Do you know how hard it is to find new things that rust these days?! These have been in vinegar for two weeks not really doing anything. I think they're starting to go now, exposed to the air. But I need them to hurry up because I want to do some dyeing!!
I'm going to leave them in the kitchen to get their act together, while I go for a run in the woods.
And at some point, I might even do something textile-y.
Oh yes, before I go, to explain the previous post, in brief:
- Usual post-holiday shock of moving from a tent to a house, and everything else to do with coming home from a fabulous holiday to our favourite place, this year with our favourite people to share it with
- We had our front garden dug up to pave it and create a wider driveway, to accommodate our two cars.
- Skips, rubble, dust, men, noise. The whole thing.
- The paving blocks are lovely - see previous post.
- We didn't use the new driveway straight away, as our little red car was poorly and didn't move from the road for two weeks until we could get it to a garage to be fixed.
- As soon as we brought little red car home, to park on lovely new drive created especially for little red car, we realised we had a problem.

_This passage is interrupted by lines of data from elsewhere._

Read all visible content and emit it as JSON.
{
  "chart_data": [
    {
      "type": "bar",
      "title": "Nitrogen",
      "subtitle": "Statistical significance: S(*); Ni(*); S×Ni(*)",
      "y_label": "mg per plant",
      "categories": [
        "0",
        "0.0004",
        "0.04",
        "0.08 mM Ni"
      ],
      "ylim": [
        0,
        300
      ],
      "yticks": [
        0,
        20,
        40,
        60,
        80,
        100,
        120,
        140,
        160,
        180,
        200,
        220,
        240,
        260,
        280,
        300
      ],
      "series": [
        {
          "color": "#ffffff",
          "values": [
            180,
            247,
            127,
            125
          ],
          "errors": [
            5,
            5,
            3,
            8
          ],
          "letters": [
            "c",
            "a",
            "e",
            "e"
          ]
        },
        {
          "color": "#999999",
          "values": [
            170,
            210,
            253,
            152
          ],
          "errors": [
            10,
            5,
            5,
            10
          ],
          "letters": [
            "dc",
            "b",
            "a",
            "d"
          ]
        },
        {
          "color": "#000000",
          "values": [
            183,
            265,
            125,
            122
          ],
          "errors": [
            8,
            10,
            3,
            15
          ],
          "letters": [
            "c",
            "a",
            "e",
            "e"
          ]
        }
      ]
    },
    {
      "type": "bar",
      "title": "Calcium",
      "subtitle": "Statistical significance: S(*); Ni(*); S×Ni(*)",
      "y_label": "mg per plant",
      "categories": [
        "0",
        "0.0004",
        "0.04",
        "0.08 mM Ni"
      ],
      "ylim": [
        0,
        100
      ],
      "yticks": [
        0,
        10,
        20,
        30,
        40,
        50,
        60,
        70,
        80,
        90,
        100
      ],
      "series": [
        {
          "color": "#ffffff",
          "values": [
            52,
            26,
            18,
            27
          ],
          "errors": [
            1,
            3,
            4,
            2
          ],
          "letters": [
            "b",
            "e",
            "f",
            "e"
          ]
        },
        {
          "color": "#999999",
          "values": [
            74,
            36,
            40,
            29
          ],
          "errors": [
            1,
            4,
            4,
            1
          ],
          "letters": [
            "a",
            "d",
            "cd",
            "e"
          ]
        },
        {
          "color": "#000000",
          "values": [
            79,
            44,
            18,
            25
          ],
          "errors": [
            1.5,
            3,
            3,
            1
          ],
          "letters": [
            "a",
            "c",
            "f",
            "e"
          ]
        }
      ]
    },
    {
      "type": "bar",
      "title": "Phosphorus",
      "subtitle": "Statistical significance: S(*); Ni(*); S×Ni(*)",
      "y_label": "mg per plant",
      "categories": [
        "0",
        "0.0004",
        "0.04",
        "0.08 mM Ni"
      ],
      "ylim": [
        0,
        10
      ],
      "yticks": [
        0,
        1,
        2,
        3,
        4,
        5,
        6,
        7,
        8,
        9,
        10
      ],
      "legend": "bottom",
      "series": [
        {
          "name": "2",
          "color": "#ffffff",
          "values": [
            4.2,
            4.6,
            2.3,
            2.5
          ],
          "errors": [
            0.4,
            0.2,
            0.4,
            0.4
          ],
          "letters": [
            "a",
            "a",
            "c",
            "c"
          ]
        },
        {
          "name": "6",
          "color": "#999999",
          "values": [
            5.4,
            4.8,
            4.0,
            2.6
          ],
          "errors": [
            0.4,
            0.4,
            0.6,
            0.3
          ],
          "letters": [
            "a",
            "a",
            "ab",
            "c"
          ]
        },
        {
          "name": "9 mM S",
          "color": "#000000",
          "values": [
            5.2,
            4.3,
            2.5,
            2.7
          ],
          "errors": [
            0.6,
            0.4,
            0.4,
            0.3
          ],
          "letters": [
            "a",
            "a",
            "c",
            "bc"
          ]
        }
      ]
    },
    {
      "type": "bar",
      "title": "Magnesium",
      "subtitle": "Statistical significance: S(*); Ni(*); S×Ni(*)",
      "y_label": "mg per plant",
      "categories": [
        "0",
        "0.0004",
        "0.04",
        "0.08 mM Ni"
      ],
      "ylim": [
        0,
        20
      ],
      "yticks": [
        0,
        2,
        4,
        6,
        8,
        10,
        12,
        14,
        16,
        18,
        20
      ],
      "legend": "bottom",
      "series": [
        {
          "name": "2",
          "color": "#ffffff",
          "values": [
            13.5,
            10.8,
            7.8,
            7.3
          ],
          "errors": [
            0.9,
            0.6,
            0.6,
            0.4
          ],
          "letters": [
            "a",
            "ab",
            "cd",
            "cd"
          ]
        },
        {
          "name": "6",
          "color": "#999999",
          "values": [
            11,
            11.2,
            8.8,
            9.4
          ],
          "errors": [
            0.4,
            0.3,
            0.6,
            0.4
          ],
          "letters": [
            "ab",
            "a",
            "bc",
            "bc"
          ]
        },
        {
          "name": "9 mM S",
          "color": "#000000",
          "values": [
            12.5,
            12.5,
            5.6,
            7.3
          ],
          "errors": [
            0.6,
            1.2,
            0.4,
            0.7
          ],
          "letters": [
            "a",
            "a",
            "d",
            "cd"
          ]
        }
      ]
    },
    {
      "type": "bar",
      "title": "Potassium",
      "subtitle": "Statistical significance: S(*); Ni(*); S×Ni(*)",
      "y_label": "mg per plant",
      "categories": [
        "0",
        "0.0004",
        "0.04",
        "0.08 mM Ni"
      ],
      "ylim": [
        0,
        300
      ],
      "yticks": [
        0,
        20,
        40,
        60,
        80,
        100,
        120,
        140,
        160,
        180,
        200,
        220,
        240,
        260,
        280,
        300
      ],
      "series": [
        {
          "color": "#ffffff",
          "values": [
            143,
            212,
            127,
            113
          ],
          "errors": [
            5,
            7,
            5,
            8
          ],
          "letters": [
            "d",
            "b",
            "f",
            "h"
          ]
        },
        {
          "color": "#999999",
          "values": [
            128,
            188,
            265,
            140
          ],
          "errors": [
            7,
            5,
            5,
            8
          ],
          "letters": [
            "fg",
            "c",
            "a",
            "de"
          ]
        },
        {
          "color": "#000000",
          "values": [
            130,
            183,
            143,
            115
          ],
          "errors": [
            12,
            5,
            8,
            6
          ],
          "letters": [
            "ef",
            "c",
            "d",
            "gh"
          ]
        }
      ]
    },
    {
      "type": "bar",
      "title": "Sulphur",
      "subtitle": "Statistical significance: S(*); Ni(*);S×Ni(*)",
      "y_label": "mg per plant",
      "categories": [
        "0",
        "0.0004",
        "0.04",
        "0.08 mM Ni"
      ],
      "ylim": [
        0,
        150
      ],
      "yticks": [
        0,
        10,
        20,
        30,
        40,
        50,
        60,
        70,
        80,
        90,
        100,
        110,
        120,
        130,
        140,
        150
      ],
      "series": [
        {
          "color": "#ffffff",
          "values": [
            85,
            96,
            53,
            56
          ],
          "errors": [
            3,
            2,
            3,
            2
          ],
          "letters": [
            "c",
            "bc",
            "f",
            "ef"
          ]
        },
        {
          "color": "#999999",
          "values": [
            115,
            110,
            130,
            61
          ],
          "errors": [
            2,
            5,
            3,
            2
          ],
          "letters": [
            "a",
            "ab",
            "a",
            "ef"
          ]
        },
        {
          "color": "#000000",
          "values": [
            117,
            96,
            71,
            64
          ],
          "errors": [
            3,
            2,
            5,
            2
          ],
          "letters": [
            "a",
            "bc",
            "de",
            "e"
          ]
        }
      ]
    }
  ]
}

- We can't park on our new drive. The pavement slopes up, the drive slopes down. The crest between the two is too high (by about 3 inches) and so the car scrapes the ground before you get anywhere.
- We now have a highly decorative, excessively wide, block path. It's a delightful path, and we love our new front doorstep, but still...
- We are going to have to pull up half the blocks to install some raised beds on the slope, and make it look (a) deliberate (b) not like a driveway. We could apply to Highways to lower the pavement, but a brief look through the criteria says we would have our application rejected.
- It's all very embarrassing, having to explain to the neighbours why you are not using your lovely new driveway!
Congrats on your new laptop... wonder if your schools have classes in computer repair? Maybe you could donate the old one to one for them to practice what they learn? Otherwise, we have recycling programs here that break down old computer equipment to scavenge what parts can be reused... anything like that where you are?
ReplyDeleteIt’s a good idea, but the old one was in many many pieces by the time I left the shop (!) They’ll recycle all the components for me, but gave me the hard drive for data protection purposes.
DeleteOh, my goodness, what a chapter of adventures!
ReplyDeleteIt’s been fairly stressy, but we’re in "acceptance" mode now!
DeleteI'm still struggling with my old laptop that decides whether it will run and at what speed entirely on a whim unbeknown to me. I can't face the pain (or expense) of a new one right now.
ReplyDeleteI concluded I spent more time cursing and turning it off and on again or watching the whirl of doom than actually doing anything constructive, so I didn’t have much choice in the end. We have a fantastic computer shop in Lewes who sell 'returns' - someone buys a new one from a high street chain, changes their mind within 14 days and returns it, but the chain can’t sell it again. So our shop buys the returns from the chain, upgrades bits and bobs eg processor, and sells them on. Cheaper than brand new, comes with year's guarantee, and actually better than new because of upgraded bits. There's bound to be something similar near you.